On environmental matters, the summiteers agreed to do more to conserve and restore fish stocks, in part by promising to guard ocean areas already designated as protected--with 2015 chosen, once again, as the date for achieving success. Leaders from China and Estonia used their five minutes in the plenary session to announce ratification of the Kyoto protocol. This sets out rules for how much rich countries should cut emissions of greenhouse gases, such as carbon dioxide, that are thought to add to global warming. The prime ministers of both Russia and Canada promised to ratify soon. When they have done so, the protocol will have enough support to come into force, despite America's refusal to agree to it.

So much for the specifics. Much of the rest was mushy and imprecise. After resistance from oil-producing countries led by Venezuela, from America, and from poor countries worried by costs, the final text includes no targets for the use of renewable energy sources such as wind, sunlight and waves. The Americans opposed "unrealistic" targets for these technologies in particular, and any outside meddling in domestic energy policies in general.

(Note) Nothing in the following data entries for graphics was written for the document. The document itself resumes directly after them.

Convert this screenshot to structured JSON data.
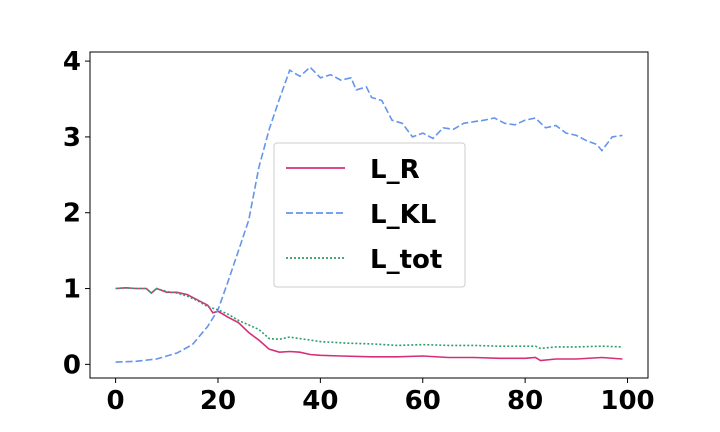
{
  "chart_data": {
    "type": "line",
    "title": "",
    "xlabel": "",
    "ylabel": "",
    "xlim": [
      -5,
      104
    ],
    "ylim": [
      -0.18,
      4.12
    ],
    "x_ticks": [
      0,
      20,
      40,
      60,
      80,
      100
    ],
    "y_ticks": [
      0,
      1,
      2,
      3,
      4
    ],
    "x_tick_labels": [
      "0",
      "20",
      "40",
      "60",
      "80",
      "100"
    ],
    "y_tick_labels": [
      "0",
      "1",
      "2",
      "3",
      "4"
    ],
    "grid": false,
    "legend_position": "center",
    "series": [
      {
        "name": "L_R",
        "color": "#d62f7a",
        "style": "solid",
        "points": [
          [
            0,
            1.0
          ],
          [
            2,
            1.01
          ],
          [
            4,
            1.0
          ],
          [
            6,
            1.0
          ],
          [
            7,
            0.94
          ],
          [
            8,
            1.0
          ],
          [
            10,
            0.95
          ],
          [
            12,
            0.95
          ],
          [
            14,
            0.92
          ],
          [
            16,
            0.85
          ],
          [
            18,
            0.78
          ],
          [
            19,
            0.68
          ],
          [
            20,
            0.7
          ],
          [
            22,
            0.62
          ],
          [
            24,
            0.55
          ],
          [
            26,
            0.42
          ],
          [
            28,
            0.32
          ],
          [
            30,
            0.2
          ],
          [
            32,
            0.16
          ],
          [
            34,
            0.17
          ],
          [
            36,
            0.16
          ],
          [
            38,
            0.13
          ],
          [
            40,
            0.12
          ],
          [
            44,
            0.11
          ],
          [
            50,
            0.1
          ],
          [
            55,
            0.1
          ],
          [
            60,
            0.11
          ],
          [
            65,
            0.09
          ],
          [
            70,
            0.09
          ],
          [
            75,
            0.08
          ],
          [
            80,
            0.08
          ],
          [
            82,
            0.09
          ],
          [
            83,
            0.05
          ],
          [
            86,
            0.07
          ],
          [
            90,
            0.07
          ],
          [
            95,
            0.09
          ],
          [
            99,
            0.07
          ]
        ]
      },
      {
        "name": "L_KL",
        "color": "#6495ed",
        "style": "dashed",
        "points": [
          [
            0,
            0.03
          ],
          [
            4,
            0.04
          ],
          [
            8,
            0.07
          ],
          [
            12,
            0.15
          ],
          [
            15,
            0.26
          ],
          [
            18,
            0.5
          ],
          [
            20,
            0.72
          ],
          [
            22,
            1.1
          ],
          [
            24,
            1.5
          ],
          [
            26,
            1.9
          ],
          [
            28,
            2.6
          ],
          [
            30,
            3.1
          ],
          [
            32,
            3.5
          ],
          [
            34,
            3.88
          ],
          [
            36,
            3.8
          ],
          [
            38,
            3.92
          ],
          [
            40,
            3.78
          ],
          [
            42,
            3.82
          ],
          [
            44,
            3.75
          ],
          [
            46,
            3.78
          ],
          [
            47,
            3.62
          ],
          [
            49,
            3.66
          ],
          [
            50,
            3.52
          ],
          [
            52,
            3.48
          ],
          [
            54,
            3.22
          ],
          [
            56,
            3.18
          ],
          [
            58,
            3.0
          ],
          [
            60,
            3.05
          ],
          [
            62,
            2.98
          ],
          [
            64,
            3.12
          ],
          [
            66,
            3.1
          ],
          [
            68,
            3.18
          ],
          [
            70,
            3.2
          ],
          [
            72,
            3.22
          ],
          [
            74,
            3.25
          ],
          [
            76,
            3.18
          ],
          [
            78,
            3.16
          ],
          [
            80,
            3.22
          ],
          [
            82,
            3.25
          ],
          [
            84,
            3.12
          ],
          [
            86,
            3.15
          ],
          [
            88,
            3.05
          ],
          [
            90,
            3.02
          ],
          [
            92,
            2.95
          ],
          [
            94,
            2.9
          ],
          [
            95,
            2.82
          ],
          [
            97,
            3.0
          ],
          [
            99,
            3.02
          ]
        ]
      },
      {
        "name": "L_tot",
        "color": "#2e9e6a",
        "style": "dotted",
        "points": [
          [
            0,
            1.0
          ],
          [
            2,
            1.01
          ],
          [
            4,
            1.0
          ],
          [
            6,
            1.0
          ],
          [
            7,
            0.94
          ],
          [
            8,
            1.0
          ],
          [
            10,
            0.96
          ],
          [
            12,
            0.94
          ],
          [
            14,
            0.9
          ],
          [
            16,
            0.84
          ],
          [
            18,
            0.76
          ],
          [
            20,
            0.72
          ],
          [
            22,
            0.66
          ],
          [
            24,
            0.58
          ],
          [
            26,
            0.52
          ],
          [
            28,
            0.46
          ],
          [
            30,
            0.34
          ],
          [
            32,
            0.33
          ],
          [
            34,
            0.36
          ],
          [
            36,
            0.34
          ],
          [
            40,
            0.3
          ],
          [
            45,
            0.28
          ],
          [
            50,
            0.27
          ],
          [
            55,
            0.25
          ],
          [
            60,
            0.26
          ],
          [
            65,
            0.25
          ],
          [
            70,
            0.25
          ],
          [
            75,
            0.24
          ],
          [
            80,
            0.24
          ],
          [
            82,
            0.24
          ],
          [
            83,
            0.21
          ],
          [
            86,
            0.23
          ],
          [
            90,
            0.23
          ],
          [
            95,
            0.24
          ],
          [
            99,
            0.23
          ]
        ]
      }
    ]
  }
}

Environmental activists and some American renewable-energy companies were predictably disappointed. But enthusiasts said they were happy that, for the first time, such a UN conference had declared an "urgent need" to "increase the share of renewables" in global energy production. European Union countries and Brazil had wanted targets, and may well announce them unilaterally. South Africa said it would reveal its target for renewable-energy production within a few weeks. Seven of the world's largest energy companies also announced that they would share technical plans on how to get more solar-powered generation plants to rural areas in poor countries.

Such private efforts were reckoned by the summit's cheerleaders to be its main success--although many activists were furious about "corporate takeover" of the meeting, calling it a victory for greed and a tragedy for the poor and for the environment. Business was barely present in Rio ten years ago, but some 700 companies and 50 chief executives attended the Johannesburg talks.

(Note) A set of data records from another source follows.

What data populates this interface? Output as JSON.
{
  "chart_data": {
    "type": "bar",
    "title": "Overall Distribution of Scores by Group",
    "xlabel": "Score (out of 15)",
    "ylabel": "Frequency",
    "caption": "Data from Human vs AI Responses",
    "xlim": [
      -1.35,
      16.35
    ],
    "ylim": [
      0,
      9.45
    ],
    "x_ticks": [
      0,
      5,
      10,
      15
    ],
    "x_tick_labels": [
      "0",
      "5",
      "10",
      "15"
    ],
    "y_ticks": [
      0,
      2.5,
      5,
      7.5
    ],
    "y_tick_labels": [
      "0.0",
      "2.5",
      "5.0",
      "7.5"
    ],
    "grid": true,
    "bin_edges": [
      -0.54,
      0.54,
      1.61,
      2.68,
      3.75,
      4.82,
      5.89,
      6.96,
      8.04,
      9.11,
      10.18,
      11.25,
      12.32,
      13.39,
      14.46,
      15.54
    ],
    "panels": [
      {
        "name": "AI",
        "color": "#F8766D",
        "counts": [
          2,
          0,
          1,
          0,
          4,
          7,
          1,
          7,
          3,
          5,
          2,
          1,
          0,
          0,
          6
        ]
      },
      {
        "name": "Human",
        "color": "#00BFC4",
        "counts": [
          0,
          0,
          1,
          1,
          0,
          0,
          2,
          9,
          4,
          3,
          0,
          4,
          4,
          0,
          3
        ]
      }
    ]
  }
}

This week Mr Desai happily rattled off lists of 230 "type 2" initiatives agreed between governments, companies and non-governmental groups (type 1 initiatives are those between governments alone). Some will no doubt prove to be public-relations stunts, but the successful ones are meant to import private money and expertise into development projects. HSBC, a big bank, plans to spend $50m over the next five years on lending 2,000 of its staff to work on projects run by environmental groups such as Earthwatch. Alcan, a Canadian aluminium company, says it will help villagers in Bangladesh to remove arsenic from their water supplies.

Mark Malloch Brown, the UNDP's boss, also wants more official aid used to "leverage" private cash into poor economies. He thinks it might be used to cut the cost of hooking villages up to local electricity-generating plants, or to subsidise the prices charged. But some firms are already taking it upon themselves to do things previously left to governments. Shell, a large oil company, plans to put solar panels in thousands of rural homes in poor countries. Various mining companies that operate in southern Africa, including Debswana, De Beers and Anglo American, have promised free anti-AIDS drugs and health care for infected workers and their families.

These public-private partnerships may have more impact than all the fine words spewed at the Rio talks. But many delegates in Johannesburg say that this should be the last great UN gabfest on sustainable development. "The time for these general summits is gone, we don't need another meeting like this in 2012, this is enough" said Anders Rasmussen, Denmark's prime minister and the EU's current president. Smaller, focused meetings should be expected instead of jamborees that take too much effort and usually produce slight results. And yet, as eaters of bubble-and-squeak sometimes find, another plateful is often just too tempting.